In the past dozen years, building professionals have been looking for ways to reduce energy losses from forced air conditioned systems located in the attic, with little additional cost or loss of precious saleable floor space. One method is to change the nature of the attic from a hot humid vented space to a quasi-conditioned one.
The unvented or sealed attic design places the insulation at the roof plane instead of at the ceiling. This brings the entire building envelope within the thermal and air barrier. Research has shown that there are many benefits to this method. By locating the air, thermal and moisture barriers at the same plane, the attic space is sealed from the surrounding climatic conditions and reduces the entry of dusts, pollutants and moisture. The space is turned from a hostile environment into a quasi-conditioned space.

Alternative insulation products can be used for applications and designs where the use of conventional insulation would be cost prohibitive or inadequate. These include the family of expanding soft foam spray insulations that are field applied and create not only a thermal barrier, but also an impressive air barrier.
Traditionally, attic insulation in residential buildings is placed on top of the drywall ceiling, whether it be blown-in or batten. Additionally, the attic space is vented by either passive venting or actively with the use of fans. In the hot and humid southern climates, the thermal protection is designed to prevent smothering attic temperatures (in excess of 120?F) from reaching the living spaces below. If installed properly, all is well – well almost. The probability of air movement across the ceiling plane must also be dealt with. The excessive attic temperatures coupled with infiltration of moisture laden air can lead to a myriad of problems associated with indoor environmental quality, building durability, comfort and energy efficiency.

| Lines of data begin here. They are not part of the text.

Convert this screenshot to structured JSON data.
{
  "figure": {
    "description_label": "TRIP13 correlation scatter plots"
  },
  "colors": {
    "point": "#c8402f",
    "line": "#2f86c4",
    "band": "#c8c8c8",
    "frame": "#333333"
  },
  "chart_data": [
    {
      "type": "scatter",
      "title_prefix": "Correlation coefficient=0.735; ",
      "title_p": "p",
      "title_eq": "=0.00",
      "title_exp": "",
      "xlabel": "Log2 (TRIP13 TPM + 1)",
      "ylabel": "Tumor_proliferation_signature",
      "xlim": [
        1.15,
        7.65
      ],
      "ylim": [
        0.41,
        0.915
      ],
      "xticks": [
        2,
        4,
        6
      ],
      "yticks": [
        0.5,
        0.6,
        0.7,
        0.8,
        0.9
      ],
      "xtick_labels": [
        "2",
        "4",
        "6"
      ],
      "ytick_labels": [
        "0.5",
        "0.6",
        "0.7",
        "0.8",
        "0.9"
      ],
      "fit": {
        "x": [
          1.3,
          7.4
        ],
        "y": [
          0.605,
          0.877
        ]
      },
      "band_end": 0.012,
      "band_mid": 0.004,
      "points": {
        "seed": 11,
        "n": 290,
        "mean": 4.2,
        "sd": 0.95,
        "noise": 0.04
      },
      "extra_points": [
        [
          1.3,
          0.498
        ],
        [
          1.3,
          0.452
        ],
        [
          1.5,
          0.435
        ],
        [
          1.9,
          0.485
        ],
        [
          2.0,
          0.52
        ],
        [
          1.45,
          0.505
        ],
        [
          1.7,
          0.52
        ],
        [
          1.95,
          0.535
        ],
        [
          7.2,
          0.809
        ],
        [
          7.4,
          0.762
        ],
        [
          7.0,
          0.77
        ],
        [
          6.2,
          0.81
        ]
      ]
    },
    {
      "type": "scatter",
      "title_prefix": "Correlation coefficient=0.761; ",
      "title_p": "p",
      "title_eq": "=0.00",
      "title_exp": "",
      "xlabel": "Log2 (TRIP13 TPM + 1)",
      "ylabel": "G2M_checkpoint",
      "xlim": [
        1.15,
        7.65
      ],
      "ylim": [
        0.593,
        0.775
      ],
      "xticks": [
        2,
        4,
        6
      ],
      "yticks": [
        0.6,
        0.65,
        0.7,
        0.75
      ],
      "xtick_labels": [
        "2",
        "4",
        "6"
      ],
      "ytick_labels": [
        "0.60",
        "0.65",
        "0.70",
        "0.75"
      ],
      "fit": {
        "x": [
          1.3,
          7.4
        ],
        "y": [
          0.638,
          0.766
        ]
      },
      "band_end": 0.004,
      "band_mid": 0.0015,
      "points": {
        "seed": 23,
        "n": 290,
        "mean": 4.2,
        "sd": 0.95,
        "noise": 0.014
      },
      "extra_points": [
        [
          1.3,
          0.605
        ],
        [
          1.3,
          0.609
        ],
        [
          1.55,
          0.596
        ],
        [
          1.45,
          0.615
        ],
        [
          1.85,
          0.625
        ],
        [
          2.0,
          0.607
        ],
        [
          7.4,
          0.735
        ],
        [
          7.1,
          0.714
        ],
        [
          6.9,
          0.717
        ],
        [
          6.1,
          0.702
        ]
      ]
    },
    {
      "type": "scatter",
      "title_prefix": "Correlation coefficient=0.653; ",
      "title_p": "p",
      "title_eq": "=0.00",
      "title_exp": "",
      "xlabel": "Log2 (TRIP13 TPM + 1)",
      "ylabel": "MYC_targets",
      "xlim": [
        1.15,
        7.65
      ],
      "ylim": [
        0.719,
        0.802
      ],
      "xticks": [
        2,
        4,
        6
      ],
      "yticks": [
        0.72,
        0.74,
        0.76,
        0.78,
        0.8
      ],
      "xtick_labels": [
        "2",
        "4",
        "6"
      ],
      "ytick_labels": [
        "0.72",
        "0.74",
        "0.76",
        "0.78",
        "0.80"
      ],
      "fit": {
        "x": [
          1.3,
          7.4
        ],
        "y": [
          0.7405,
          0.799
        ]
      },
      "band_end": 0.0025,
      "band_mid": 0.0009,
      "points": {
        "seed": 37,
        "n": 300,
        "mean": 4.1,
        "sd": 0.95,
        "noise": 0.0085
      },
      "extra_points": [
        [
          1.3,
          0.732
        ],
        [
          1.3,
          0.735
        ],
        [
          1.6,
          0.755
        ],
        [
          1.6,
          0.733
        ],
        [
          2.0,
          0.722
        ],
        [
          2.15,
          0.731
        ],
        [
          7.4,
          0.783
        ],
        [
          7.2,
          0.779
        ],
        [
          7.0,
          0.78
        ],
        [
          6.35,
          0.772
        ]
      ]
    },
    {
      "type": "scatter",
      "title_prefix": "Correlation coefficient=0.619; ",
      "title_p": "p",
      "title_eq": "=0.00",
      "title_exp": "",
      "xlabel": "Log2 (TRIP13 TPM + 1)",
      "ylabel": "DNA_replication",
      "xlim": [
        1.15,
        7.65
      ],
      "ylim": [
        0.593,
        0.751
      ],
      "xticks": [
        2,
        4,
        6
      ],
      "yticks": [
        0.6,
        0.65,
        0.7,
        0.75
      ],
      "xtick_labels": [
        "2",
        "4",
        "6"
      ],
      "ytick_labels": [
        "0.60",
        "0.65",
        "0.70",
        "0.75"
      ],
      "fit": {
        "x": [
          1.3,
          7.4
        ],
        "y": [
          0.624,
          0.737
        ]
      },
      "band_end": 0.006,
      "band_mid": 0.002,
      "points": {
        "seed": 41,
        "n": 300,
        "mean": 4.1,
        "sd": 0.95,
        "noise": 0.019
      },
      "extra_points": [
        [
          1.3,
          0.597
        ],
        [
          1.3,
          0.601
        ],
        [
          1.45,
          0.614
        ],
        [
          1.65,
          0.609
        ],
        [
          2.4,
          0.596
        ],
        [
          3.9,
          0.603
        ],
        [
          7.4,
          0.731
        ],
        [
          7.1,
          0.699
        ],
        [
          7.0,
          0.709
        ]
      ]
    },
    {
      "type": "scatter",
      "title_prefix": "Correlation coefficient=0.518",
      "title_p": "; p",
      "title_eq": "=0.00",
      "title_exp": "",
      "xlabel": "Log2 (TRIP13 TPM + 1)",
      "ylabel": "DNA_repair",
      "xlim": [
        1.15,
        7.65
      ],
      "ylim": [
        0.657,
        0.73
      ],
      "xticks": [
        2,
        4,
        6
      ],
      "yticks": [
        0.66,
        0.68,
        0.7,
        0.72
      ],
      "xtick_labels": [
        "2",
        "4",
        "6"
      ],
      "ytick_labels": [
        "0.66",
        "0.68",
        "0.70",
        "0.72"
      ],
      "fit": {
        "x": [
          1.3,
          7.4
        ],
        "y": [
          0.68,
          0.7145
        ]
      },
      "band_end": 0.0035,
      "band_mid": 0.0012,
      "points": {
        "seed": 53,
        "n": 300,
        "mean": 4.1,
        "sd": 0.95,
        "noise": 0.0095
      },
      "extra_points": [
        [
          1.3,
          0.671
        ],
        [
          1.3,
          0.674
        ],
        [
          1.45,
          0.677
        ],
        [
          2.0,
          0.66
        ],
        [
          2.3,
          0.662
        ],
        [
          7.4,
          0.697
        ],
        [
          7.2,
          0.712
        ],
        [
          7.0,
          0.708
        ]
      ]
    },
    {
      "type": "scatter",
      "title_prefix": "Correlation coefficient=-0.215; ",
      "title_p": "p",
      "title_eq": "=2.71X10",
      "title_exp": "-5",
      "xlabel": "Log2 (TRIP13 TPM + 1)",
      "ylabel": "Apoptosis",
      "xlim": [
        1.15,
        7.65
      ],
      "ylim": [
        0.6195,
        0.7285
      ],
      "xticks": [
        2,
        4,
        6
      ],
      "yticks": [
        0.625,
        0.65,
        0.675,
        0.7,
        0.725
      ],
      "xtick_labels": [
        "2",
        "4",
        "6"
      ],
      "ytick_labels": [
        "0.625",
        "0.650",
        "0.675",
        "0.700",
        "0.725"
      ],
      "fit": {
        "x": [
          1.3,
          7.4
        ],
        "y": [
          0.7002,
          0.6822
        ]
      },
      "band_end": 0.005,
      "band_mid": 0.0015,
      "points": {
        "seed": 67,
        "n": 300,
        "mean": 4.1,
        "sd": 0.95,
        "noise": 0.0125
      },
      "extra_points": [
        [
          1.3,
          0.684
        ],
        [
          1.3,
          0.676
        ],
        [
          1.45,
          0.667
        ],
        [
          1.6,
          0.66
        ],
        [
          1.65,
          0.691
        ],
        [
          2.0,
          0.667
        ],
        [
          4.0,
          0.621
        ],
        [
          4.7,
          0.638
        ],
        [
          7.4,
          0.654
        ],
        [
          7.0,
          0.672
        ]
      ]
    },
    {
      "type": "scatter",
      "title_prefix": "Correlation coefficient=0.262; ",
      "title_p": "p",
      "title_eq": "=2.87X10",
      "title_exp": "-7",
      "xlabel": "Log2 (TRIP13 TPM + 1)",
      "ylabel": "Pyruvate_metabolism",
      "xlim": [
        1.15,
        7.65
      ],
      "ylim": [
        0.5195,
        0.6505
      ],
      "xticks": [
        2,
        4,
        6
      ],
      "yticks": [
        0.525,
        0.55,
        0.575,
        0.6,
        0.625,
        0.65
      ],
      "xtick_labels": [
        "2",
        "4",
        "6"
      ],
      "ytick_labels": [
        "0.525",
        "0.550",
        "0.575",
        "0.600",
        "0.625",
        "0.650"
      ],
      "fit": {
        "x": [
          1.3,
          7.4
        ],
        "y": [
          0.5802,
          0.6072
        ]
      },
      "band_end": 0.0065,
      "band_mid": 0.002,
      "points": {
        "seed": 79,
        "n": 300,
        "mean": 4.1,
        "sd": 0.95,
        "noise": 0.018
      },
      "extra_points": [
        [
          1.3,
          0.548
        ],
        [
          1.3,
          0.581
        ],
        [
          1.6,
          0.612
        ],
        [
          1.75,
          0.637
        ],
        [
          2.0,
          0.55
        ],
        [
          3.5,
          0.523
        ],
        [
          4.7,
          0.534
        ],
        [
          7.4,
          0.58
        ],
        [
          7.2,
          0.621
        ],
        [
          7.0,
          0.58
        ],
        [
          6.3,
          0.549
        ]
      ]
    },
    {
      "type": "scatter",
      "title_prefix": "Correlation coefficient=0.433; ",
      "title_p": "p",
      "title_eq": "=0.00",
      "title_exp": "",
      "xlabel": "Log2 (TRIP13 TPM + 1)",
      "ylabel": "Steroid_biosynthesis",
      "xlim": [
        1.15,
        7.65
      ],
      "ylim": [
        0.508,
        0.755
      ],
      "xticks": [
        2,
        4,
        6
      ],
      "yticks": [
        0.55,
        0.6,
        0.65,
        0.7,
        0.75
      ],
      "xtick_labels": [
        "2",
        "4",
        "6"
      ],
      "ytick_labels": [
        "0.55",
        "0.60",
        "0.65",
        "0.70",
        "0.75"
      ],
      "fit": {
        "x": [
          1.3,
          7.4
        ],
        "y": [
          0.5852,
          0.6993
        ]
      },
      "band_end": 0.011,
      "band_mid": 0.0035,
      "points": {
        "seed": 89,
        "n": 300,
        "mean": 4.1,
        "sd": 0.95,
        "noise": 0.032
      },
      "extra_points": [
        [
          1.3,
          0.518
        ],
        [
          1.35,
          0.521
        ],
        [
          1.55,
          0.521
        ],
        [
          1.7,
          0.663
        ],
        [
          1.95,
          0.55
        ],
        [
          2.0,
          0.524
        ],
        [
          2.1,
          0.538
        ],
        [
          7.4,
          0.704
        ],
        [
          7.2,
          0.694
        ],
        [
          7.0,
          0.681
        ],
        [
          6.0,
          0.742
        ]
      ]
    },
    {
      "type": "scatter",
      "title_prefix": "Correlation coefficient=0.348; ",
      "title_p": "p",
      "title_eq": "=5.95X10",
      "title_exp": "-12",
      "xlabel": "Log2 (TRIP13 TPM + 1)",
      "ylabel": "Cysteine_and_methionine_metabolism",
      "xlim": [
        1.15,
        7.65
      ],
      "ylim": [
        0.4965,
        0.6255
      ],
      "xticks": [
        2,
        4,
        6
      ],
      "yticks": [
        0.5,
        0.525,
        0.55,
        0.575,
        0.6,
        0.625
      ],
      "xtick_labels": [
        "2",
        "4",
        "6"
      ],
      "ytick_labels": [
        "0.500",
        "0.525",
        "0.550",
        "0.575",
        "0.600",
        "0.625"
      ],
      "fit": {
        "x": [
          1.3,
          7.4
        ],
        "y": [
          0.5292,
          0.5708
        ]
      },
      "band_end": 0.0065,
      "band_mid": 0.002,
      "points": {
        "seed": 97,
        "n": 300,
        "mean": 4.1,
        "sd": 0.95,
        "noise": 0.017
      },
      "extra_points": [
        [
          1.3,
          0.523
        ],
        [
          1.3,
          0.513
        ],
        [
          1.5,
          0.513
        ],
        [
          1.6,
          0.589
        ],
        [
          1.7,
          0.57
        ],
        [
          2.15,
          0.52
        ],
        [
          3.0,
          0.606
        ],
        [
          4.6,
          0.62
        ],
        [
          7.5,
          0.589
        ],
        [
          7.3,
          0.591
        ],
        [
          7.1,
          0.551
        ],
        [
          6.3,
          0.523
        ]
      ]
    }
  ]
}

Water vapor can be transported by two mechanisms: vapor diffusion and air leakage. Under most circumstances, the dominant mechanism by far is air leakage and vapor diffusion is relatively minor. Since Icynene® controls air leakage so effectively, a vapor barrier is usually not required in addition to Icynene®. However, in extremely cold climates (climates colder than 7,500 heating degree days eg. Madison, Wisconsin or colder), swimming pool areas, refrigeration rooms, insulated air conditioning ducts, or any other condition were the vapor drive is high a vapor barrier would be required. We also recommend to apply a vapor barrier to the surface of Icynene® in unvented attic applications in cold climates and to Icynene applied underneath floor decks in crawlspaces located in hot and humid climates. In some areas a vapor barrier is required by the building code. A vapor barrier paint is usually the simplest solution in cases where a vapor barrier is needed. The surface of the drywall can be painted with this paint or the paint can be sprayed directly onto the surface of Icynene®. It is important that the vapor barrier be placed on the warm side. Product data sheets of some vapor barrier paints are provided as a reference. These are only examples and any similar products can be used. Since most building inspectors are accustomed to polyethelene vapor barriers, it would be recommended to discuss this alternative method with the building inspector prior to application.